International Energy Agency: U.S. Shale Revolution Transforming Global Oil Markets

US Shale Production Karen Bleier AFP Getty Images
Karen Bleier/AFP/Getty Images

The Paris-based International Energy Agency’s (IEA) “Oil 2019 — Analysis and Forecasts to 2024” report  is out, revealing that the United States’s shale revolution is “triggering a rapid transformation of global oil markets.”

“The story of how the United States transformed itself into a major exporter within less than a decade is unprecedented,” the announcement about the report states. “It is due to the ability of the U.S. shale industry to respond quickly to price signals by ramping up production.”

“The United States accounts for 70 percent of the total increase in global capacity to 2024, adding a total of 4 mb/d (million barrels per day),” the announcement states. “This follows spectacular growth of 2.2 mb/d in 2018.”

The summary of the report states, in part:

As a result of its strong oil production growth, the United States will become a net oil exporter in 2021, as its crude and products exports exceed its imports. Towards the end of forecast, U.S. gross exports will reach nine mb/d, overtaking Russia and catching up on Saudi Arabia. The transformation of the United States into a major exporter is another consequence of its shale revolution.

Greater U.S. exports to global markets strengthen oil security around the world.

“Demand for Oil Increasing for the Foreseeable Future” is the headline for the analysis of upstream investment in the forecast.

“It is, therefore, reassuring that 2019 upstream investment is set to rise for the third straight year, according to preliminary plans announced by key oil and gas companies,” the report summary says. 

The report also notes that while gasoline “slows, petrochemicals and jet fuel are stalwarts of demand growth.”

“The second wave of the U.S. shale revolution is coming,” Fatih Birol, IEA’s executive director says of the report. “It will see the United States account for 70 percent of the rise in global oil production and some 75 percent of the expansion in LNG (liquid natural gas) trade over the next five years.
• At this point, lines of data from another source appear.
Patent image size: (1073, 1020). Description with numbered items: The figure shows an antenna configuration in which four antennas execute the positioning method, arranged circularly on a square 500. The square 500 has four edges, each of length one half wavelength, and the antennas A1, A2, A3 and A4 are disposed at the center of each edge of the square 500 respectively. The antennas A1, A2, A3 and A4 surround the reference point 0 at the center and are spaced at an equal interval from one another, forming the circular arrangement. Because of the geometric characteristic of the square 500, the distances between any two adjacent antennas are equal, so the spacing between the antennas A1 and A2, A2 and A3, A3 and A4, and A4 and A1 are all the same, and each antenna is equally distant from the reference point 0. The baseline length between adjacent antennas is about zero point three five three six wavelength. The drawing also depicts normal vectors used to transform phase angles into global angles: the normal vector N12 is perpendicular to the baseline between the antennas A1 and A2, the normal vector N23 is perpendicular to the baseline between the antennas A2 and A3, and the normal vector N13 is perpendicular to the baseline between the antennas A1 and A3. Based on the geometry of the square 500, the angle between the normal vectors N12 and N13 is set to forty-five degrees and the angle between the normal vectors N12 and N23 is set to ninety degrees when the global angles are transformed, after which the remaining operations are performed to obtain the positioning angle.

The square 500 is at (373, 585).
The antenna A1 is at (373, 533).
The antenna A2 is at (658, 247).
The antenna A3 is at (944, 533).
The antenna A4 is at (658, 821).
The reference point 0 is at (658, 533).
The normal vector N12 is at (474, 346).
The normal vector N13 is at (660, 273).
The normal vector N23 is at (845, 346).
“This will shake up international oil and gas trade flows, with profound implications for the geopolitics of energy,” Birol said.

Some of the other key findings of the report include:

  • The U.S. is joined by Brazil, Iraq, Norway, the UAE and Guyana as the biggest sources of supply growth. Iran and Venezuela are forecast to post the deepest losses, though the outlook could change dramatically depending on political factors.
  • The U.S. shale revolution is also altering the picture for refiners. These barrels are generally lighter than the average crude barrel, which means they require less complex refining processes to turn them into final products.
  • Sulphur is another key issue. An average product barrel is allowed to contain only 0.34 percent of sulphur, and this percentage will fall even more with the IMO regulations, to 0.24 percent. However, an average crude barrel contains 1.2 percent sulphur, requiring refiners to use a lot of natural gas to produce hydrogen to use in desulphurization operations — a costly and CO2 intensive process. Shale crudes, on the other hand, have a significantly lower sulfur content, requiring less costly operations.

The full content of the report can be purchased online.